On Wed, 2007-11-28 at 17:27 -0500, James Parsons wrote:
> Scott Becker wrote:
> > Case two. I remove one node from the cluster to maintain it. Now I 
> > have a two node cluster. Same issues as above. Luci wants to set 
> > two_node = 1 in this case instead of just dealing with expected votes 
> > = 1. 
> I know why Luci is doing this -- she sees the cluster reduced from three 
> nodes to two nodes and configures it (as the large majority or our 
> typical users consider) appropriately. When you are finished maintaining 
> the node and you tell Luci to add it back in to the cluster, she will 
> remove those configuration attributes.
> The sticking point seems to be your particular desired cluster behavior 
> and the fact that it lies outside of what was expected for cluster suite.
> If this is not appropriate behavior for you, then don't use Luci. You 
> are free to use a text editor on the cluster.conf file and propagate it 
> manually via the command line on one of the nodes, as you are free to 
> edit the source code and add ssh support to your favorite fence agent. 
> You are free to go off the map, and the members of this list (including 
> many of the Red Hat engineers who write cluster code and watch this 
> list) will assist you in your expedition as much as possible. We will 
> all try our best to help you get where you want to go (and I think you 
> would have to agree that you have had a very respectable response rate 
> for your queries this last month - many have tried to offer you 
> assistance), but if we can't think of a way to stretch the software to 
> your needs, then we just can't.

Everyone here has been very helpful to me during my trials and
tribulations. I'm pretty sure I would have bailed without it. But there
is one thing I think would greatly help a lot of people - myself for
sure - and that is accurate and complete documentation of the totality
of the cluster conf file - with lots of example config files. The one
schema for 4.x and 5.x doc I have found is incomplete. All documentation
I have seen regarding setup and admin warns the user repeatedly NOT to
edit the configuration file yourself! But the fact is, using the GUI
apps, both conga and piranha, is *excruciatingly* slow and painful.
That, and it does not help you understand how it actually works.

Frankly, and not to hurt anybody's feelings, or diminish the effort that
has gone into the GUI projects, but manual editing of the file is the
only reasonable way to set this up. Complete information on all of the
tags and their precise meanings and organization would be way more
valuable than a GUI that does not really work all that well. I'm betting
it would take less developer time too.

Heck, If I can get all the data, I will write the doc and put it on the
GFS wiki. That wiki is a great start. Lon, James or anyone - feel free
to send me all conf file info you have and example configs and I will
try to distill it all into something helpful.

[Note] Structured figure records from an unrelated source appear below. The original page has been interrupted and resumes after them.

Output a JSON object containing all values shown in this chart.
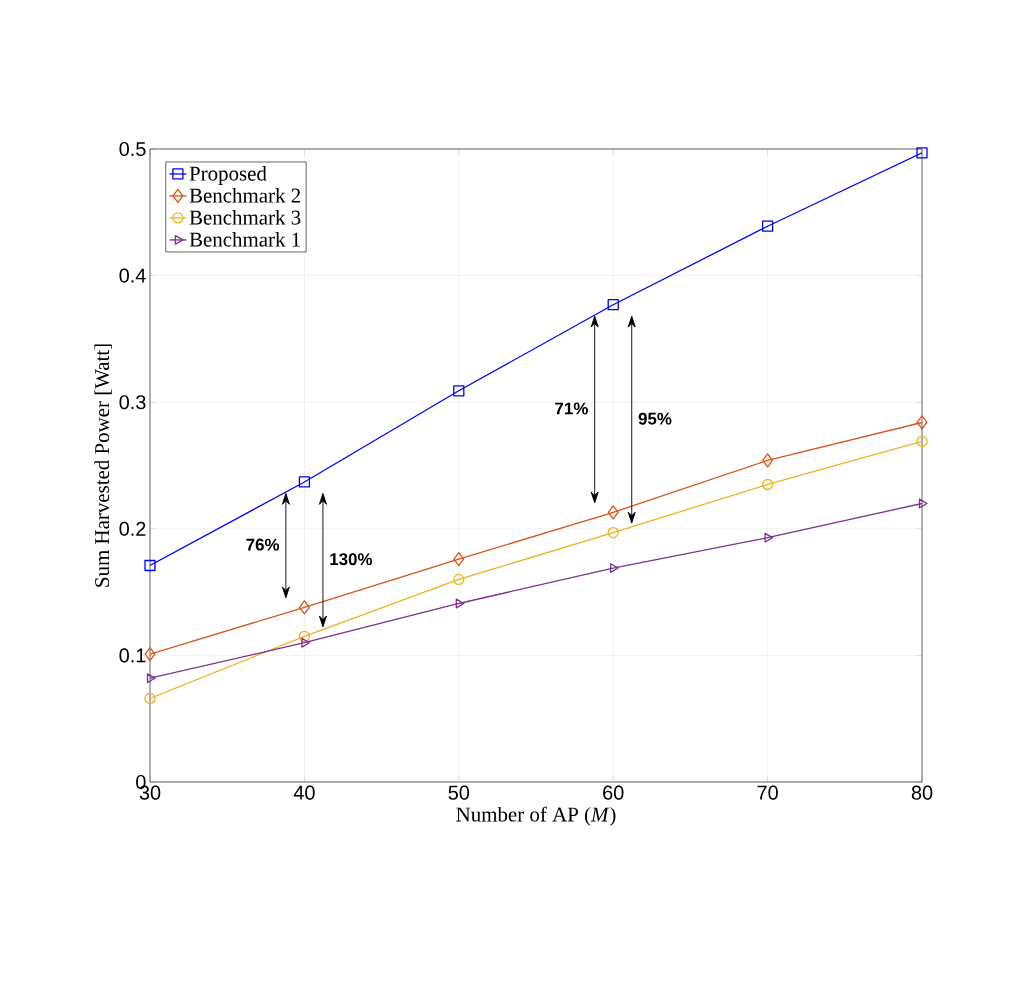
{
  "chart_data": {
    "type": "line",
    "xlabel": "Number of AP (*M*)",
    "ylabel": "Sum Harvested Power [Watt]",
    "x": [
      30,
      40,
      50,
      60,
      70,
      80
    ],
    "series": [
      {
        "name": "Proposed",
        "color": "#0000ff",
        "marker": "square",
        "values": [
          0.171,
          0.237,
          0.309,
          0.377,
          0.439,
          0.497
        ]
      },
      {
        "name": "Benchmark 2",
        "color": "#d95319",
        "marker": "diamond",
        "values": [
          0.101,
          0.138,
          0.176,
          0.213,
          0.254,
          0.284
        ]
      },
      {
        "name": "Benchmark 3",
        "color": "#edb120",
        "marker": "circle",
        "values": [
          0.066,
          0.115,
          0.16,
          0.197,
          0.235,
          0.269
        ]
      },
      {
        "name": "Benchmark 1",
        "color": "#7e2f8e",
        "marker": "triangle",
        "values": [
          0.082,
          0.11,
          0.141,
          0.169,
          0.193,
          0.22
        ]
      }
    ],
    "annotations": [
      "76%",
      "130%",
      "71%",
      "95%"
    ],
    "xlim": [
      30,
      80
    ],
    "ylim": [
      0,
      0.5
    ],
    "xticks": [
      30,
      40,
      50,
      60,
      70,
      80
    ],
    "yticks": [
      0,
      0.1,
      0.2,
      0.3,
      0.4,
      0.5
    ],
    "grid": true,
    "legend": "top left",
    "line_style": "solid"
  }
}
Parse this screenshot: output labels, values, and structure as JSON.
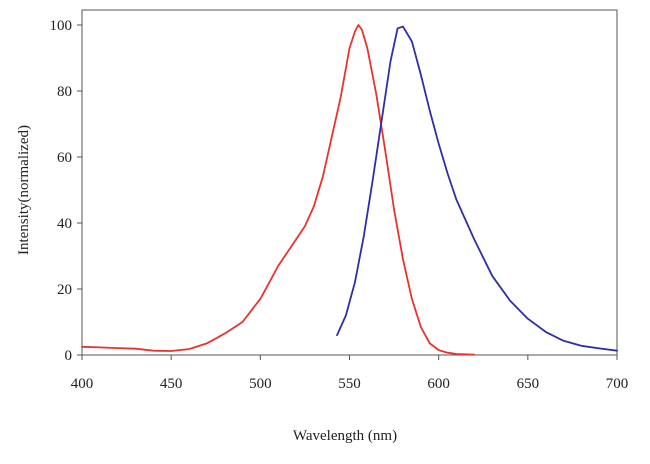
{
  "chart_data": {
    "type": "line",
    "title": "",
    "xlabel": "Wavelength (nm)",
    "ylabel": "Intensity(normalized)",
    "xlim": [
      400,
      700
    ],
    "ylim": [
      0,
      100
    ],
    "xticks": [
      400,
      450,
      500,
      550,
      600,
      650,
      700
    ],
    "yticks": [
      0,
      20,
      40,
      60,
      80,
      100
    ],
    "grid": false,
    "legend": "none",
    "series": [
      {
        "color": "#e8322e",
        "x": [
          400,
          410,
          420,
          430,
          440,
          450,
          460,
          470,
          480,
          490,
          500,
          505,
          510,
          515,
          520,
          525,
          530,
          535,
          540,
          545,
          550,
          553,
          555,
          557,
          560,
          565,
          570,
          575,
          580,
          585,
          590,
          595,
          600,
          605,
          610,
          620
        ],
        "y": [
          2.5,
          2.3,
          2.1,
          1.9,
          1.3,
          1.2,
          1.8,
          3.5,
          6.5,
          10,
          17,
          22,
          27,
          31,
          35,
          39,
          45,
          54,
          66,
          78,
          93,
          98,
          100,
          98.5,
          93,
          79,
          62,
          44,
          29,
          17,
          8.5,
          3.5,
          1.5,
          0.7,
          0.3,
          0.1
        ]
      },
      {
        "color": "#2e2ea8",
        "x": [
          543,
          548,
          553,
          558,
          563,
          568,
          573,
          577,
          580,
          585,
          590,
          595,
          600,
          605,
          610,
          620,
          630,
          640,
          650,
          660,
          670,
          680,
          690,
          700
        ],
        "y": [
          6,
          12,
          22,
          36,
          53,
          71,
          89,
          99,
          99.5,
          95,
          85,
          74,
          64,
          55,
          47,
          35,
          24,
          16.5,
          11,
          7,
          4.3,
          2.8,
          2.0,
          1.3
        ]
      }
    ]
  }
}
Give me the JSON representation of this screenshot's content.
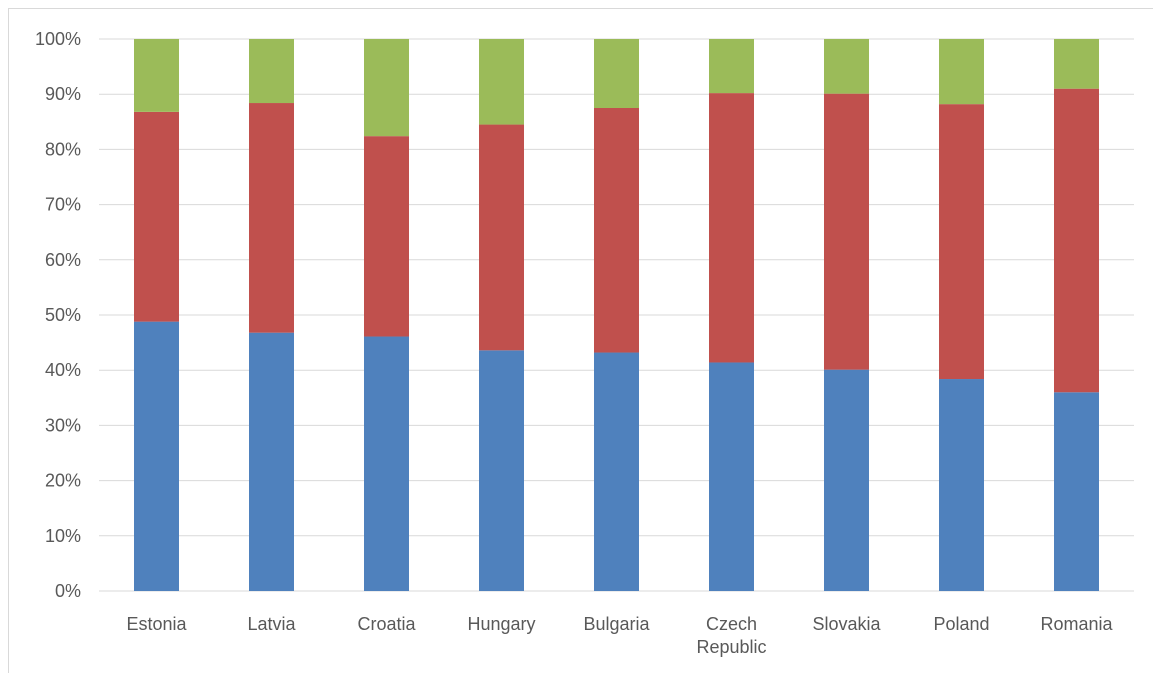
{
  "chart_data": {
    "type": "bar",
    "stacked": true,
    "categories": [
      "Estonia",
      "Latvia",
      "Croatia",
      "Hungary",
      "Bulgaria",
      "Czech Republic",
      "Slovakia",
      "Poland",
      "Romania"
    ],
    "category_label_lines": [
      [
        "Estonia"
      ],
      [
        "Latvia"
      ],
      [
        "Croatia"
      ],
      [
        "Hungary"
      ],
      [
        "Bulgaria"
      ],
      [
        "Czech",
        "Republic"
      ],
      [
        "Slovakia"
      ],
      [
        "Poland"
      ],
      [
        "Romania"
      ]
    ],
    "series": [
      {
        "values": [
          48.8,
          46.8,
          46.1,
          43.6,
          43.2,
          41.4,
          40.1,
          38.4,
          36.0
        ],
        "color": "#4f81bd"
      },
      {
        "values": [
          38.0,
          41.6,
          36.3,
          40.9,
          44.3,
          48.8,
          50.0,
          49.8,
          55.0
        ],
        "color": "#c0504d"
      },
      {
        "values": [
          13.2,
          11.6,
          17.6,
          15.5,
          12.5,
          9.8,
          9.9,
          11.8,
          9.0
        ],
        "color": "#9bbb59"
      }
    ],
    "y_ticks": [
      "0%",
      "10%",
      "20%",
      "30%",
      "40%",
      "50%",
      "60%",
      "70%",
      "80%",
      "90%",
      "100%"
    ],
    "ylim": [
      0,
      100
    ],
    "grid": true,
    "legend": false,
    "title": "",
    "xlabel": "",
    "ylabel": ""
  }
}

> I do want to disagree strongly, however, with your blanket suggestion 
> that this software is not complete, and is not a cluster solution. It is 
> a solution for many, many users...not all of whom are RH customers. It 
> is just not a solution for you, my friend.
> Thanks for your many constructive comments. I hope you keep trying the 
> software - we are here to help as best we can. I haven't given up on you 
> *quite* yet! :)
> -J

As it stands, I've plodded through, and have a 6-node virtual cluster
that spans 2 ESX servers, that can stay up to the last man, (using a
quorum disk), serving desktops for developers via vnc and xdmcp, and ssh
sessions and nfs mounts - all load balanced through HA directors. Pretty
damn sweet if I do say so myself ;) 
I had to write the fence script for it, and replace nanny because it
continuously segfaulted, but once a GFS Linux cluster is finally
configured and running, it kicks serious butt, and it is indeed worth
it. The thing is, if everyone gave up, where would OpenSource be today?